Interrogatio Johannis (ou la Cène secrète de Jean)
Ce texte est antérieur au Catharisme latin et ne constitue donc pas, à proprement parler, un texte cathare. C’est donc un apocryphe mais, comme il fut très utilisé par les Cathares, dits mitigés, de Bulgarie et d’Italie, il mérite d’être étudié ici.
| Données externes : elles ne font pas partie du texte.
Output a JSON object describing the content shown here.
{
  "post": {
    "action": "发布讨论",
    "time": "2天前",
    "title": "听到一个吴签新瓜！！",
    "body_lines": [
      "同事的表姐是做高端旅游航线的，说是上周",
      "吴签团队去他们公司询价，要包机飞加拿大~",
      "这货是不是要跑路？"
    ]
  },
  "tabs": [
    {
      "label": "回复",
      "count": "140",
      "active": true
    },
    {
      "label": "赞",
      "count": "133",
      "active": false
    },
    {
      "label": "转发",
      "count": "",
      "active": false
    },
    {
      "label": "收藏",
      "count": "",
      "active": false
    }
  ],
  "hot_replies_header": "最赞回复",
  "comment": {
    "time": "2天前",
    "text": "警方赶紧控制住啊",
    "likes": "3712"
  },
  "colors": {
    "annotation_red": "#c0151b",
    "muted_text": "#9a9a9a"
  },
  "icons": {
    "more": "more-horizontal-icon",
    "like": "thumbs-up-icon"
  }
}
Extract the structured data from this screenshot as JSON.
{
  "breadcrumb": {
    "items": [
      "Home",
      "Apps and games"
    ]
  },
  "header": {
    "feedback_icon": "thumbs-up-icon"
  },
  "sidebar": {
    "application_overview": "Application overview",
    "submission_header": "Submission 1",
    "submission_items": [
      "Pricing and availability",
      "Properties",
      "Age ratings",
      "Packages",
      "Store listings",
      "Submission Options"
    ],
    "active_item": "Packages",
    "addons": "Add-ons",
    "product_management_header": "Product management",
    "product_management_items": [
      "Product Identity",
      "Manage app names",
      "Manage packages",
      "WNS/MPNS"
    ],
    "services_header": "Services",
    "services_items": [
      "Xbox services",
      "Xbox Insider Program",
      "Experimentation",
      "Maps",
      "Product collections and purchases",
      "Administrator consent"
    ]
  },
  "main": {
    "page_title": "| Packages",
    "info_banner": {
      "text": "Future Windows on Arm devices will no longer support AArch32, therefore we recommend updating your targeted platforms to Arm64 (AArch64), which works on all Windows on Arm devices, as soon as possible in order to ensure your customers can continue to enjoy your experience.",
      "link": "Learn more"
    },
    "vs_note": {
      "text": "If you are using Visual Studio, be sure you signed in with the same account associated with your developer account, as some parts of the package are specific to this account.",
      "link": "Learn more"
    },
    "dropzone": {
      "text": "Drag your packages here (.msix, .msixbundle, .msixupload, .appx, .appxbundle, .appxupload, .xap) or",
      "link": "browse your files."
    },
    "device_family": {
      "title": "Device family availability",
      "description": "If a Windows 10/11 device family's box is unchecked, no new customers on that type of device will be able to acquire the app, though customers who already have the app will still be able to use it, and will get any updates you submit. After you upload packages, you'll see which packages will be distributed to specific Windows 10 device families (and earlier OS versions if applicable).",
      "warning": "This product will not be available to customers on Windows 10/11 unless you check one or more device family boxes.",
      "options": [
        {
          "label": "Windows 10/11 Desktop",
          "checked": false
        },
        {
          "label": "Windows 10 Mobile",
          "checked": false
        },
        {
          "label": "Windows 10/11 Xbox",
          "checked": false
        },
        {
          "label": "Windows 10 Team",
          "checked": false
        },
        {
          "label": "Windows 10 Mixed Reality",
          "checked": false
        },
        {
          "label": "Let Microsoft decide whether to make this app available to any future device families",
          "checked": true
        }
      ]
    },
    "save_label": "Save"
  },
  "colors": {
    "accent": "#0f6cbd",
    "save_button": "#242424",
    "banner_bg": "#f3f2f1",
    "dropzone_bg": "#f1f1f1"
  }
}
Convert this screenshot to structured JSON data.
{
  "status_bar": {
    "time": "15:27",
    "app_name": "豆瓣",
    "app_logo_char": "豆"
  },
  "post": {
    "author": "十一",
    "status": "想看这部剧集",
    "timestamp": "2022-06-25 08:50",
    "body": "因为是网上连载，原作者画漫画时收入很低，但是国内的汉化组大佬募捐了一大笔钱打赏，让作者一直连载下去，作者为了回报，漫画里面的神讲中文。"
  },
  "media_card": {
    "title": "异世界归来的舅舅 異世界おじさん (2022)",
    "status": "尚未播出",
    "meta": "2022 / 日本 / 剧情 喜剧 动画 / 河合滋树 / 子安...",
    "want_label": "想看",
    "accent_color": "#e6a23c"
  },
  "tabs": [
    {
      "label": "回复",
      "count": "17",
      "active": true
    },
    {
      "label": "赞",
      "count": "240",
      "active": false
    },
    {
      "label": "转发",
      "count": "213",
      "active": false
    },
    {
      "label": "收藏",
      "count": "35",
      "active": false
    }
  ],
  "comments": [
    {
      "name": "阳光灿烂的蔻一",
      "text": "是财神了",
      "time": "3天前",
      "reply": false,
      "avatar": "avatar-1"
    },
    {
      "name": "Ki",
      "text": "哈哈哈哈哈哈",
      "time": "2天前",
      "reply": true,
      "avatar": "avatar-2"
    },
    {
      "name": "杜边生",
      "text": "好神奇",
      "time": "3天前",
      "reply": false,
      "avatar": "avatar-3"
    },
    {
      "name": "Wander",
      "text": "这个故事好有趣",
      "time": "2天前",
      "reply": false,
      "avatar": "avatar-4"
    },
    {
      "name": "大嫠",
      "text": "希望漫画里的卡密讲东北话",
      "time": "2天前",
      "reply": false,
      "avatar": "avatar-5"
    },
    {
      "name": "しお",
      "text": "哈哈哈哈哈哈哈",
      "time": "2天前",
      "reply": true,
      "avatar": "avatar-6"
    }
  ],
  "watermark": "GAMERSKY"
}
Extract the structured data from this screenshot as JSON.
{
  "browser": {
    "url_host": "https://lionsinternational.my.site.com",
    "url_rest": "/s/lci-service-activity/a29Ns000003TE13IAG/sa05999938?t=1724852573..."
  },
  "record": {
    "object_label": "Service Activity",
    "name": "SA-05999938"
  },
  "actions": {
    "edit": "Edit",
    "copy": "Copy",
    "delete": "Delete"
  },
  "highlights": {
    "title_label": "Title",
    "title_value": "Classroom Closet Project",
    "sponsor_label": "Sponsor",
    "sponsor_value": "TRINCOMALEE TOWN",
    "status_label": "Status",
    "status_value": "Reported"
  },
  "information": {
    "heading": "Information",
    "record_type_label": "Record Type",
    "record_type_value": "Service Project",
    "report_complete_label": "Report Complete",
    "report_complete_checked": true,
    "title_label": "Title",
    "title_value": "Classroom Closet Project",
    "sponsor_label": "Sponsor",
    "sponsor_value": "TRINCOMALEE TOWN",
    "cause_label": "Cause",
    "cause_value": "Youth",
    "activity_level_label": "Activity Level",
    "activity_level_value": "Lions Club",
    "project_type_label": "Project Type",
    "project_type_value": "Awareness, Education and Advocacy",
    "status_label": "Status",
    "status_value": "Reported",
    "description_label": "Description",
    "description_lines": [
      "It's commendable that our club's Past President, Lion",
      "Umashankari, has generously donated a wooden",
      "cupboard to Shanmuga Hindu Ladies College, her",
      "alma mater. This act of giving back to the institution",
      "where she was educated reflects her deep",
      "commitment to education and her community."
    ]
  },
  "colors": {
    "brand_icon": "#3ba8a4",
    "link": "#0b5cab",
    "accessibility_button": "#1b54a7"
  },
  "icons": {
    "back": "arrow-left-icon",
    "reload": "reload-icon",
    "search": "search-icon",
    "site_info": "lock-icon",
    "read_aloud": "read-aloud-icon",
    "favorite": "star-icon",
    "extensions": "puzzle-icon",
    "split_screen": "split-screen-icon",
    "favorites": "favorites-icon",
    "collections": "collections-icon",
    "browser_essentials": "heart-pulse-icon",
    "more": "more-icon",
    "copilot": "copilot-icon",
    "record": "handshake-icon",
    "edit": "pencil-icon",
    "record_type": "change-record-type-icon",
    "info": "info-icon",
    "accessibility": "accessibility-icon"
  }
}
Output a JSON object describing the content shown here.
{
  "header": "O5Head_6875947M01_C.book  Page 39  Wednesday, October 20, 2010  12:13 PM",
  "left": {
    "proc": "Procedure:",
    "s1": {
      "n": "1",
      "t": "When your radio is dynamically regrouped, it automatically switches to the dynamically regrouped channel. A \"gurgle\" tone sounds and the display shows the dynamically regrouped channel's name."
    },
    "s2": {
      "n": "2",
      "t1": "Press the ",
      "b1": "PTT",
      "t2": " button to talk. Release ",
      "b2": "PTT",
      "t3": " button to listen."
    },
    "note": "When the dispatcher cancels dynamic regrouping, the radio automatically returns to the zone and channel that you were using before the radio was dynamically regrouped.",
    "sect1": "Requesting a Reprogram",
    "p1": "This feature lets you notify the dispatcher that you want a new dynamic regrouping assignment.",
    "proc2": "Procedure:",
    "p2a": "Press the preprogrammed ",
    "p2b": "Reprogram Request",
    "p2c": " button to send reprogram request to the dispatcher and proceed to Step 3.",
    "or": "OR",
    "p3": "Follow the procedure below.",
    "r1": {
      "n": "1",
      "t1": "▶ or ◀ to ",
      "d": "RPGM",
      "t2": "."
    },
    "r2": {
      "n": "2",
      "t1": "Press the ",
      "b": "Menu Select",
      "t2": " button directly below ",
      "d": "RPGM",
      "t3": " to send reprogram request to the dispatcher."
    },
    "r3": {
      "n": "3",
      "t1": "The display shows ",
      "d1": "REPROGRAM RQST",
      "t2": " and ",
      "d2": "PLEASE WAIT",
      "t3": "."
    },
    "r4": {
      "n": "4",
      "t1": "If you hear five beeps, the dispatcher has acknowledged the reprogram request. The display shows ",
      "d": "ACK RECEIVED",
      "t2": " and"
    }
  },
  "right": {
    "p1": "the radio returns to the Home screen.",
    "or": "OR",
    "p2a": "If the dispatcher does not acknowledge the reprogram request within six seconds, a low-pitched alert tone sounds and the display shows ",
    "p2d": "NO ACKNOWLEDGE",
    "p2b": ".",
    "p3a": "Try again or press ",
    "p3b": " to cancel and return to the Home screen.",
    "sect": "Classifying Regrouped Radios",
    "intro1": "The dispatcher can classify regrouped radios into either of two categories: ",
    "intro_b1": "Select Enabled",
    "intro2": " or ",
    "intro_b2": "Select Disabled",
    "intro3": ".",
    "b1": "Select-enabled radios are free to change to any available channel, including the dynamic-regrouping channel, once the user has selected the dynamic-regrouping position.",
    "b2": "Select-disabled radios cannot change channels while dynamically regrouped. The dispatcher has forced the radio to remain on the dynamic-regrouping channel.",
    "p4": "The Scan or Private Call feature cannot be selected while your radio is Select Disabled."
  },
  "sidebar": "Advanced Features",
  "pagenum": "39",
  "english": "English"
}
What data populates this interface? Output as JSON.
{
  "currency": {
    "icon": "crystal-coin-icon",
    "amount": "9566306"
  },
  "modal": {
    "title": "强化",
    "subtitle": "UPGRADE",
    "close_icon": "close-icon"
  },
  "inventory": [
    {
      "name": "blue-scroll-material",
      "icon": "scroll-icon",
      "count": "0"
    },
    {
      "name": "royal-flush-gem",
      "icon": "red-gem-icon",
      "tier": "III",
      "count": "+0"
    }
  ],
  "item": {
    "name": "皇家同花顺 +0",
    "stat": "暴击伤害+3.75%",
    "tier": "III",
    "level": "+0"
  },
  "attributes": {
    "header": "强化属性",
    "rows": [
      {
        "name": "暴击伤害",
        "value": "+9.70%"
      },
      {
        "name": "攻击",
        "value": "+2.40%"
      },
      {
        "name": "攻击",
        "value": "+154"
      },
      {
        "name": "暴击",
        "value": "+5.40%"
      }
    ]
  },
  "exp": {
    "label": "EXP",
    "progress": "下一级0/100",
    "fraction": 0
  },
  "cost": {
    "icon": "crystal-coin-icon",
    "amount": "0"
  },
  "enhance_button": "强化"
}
Il semble qu’il était en possession de l’évêque patarin Nazaire. Son origine semble se perdre dans la nuit des temps chrétiens mais sa version latine date du XIIIe siècle. Il s’agit d’un faux évangile racontant une discussion entre Jean et Jésus au cours d’une Cène se déroulant dans les cieux et dont la version terrestre, racontée dans les évangiles, serait une représentation temporelle.
Le présent document est une traduction de René Nelli publié dans le recueil « Écritures cathares » publié par les éditions du Rocher dans une édition actualisée et augmentée par Anne Brenon en 1995. Pour respecter le droit des auteurs je ne vous livrerai ni la préface, ni les notices que vous trouverez dans le livre. J’espère qu’en ne publiant que la traduction je ne causerai aucun tort à personne et je permettrai à tous d’accéder à cet ouvrage essentiel à la compréhension de la doctrine cathare.
VERSION DE VIENNE[1] – 1
Questions posées par Jean, apôtre et évangéliste (à Notre-Seigneur Jésus-Christ), dans la Cène secrète du royaume des cieux[2], au sujet de l’organisation du monde, du Prince (de ce monde) et d’Adam.
Au nom du Père et du Fils et du Saint-Esprit, ainsi soit-il. Questions posées par Jean, apôtre et évangéliste (à Notre-Seigneur Jésus-Christ) dans la Cène secrète du royaume des cieux, au sujet de l’organisation du monde, du Prince de ce monde et d’Adam.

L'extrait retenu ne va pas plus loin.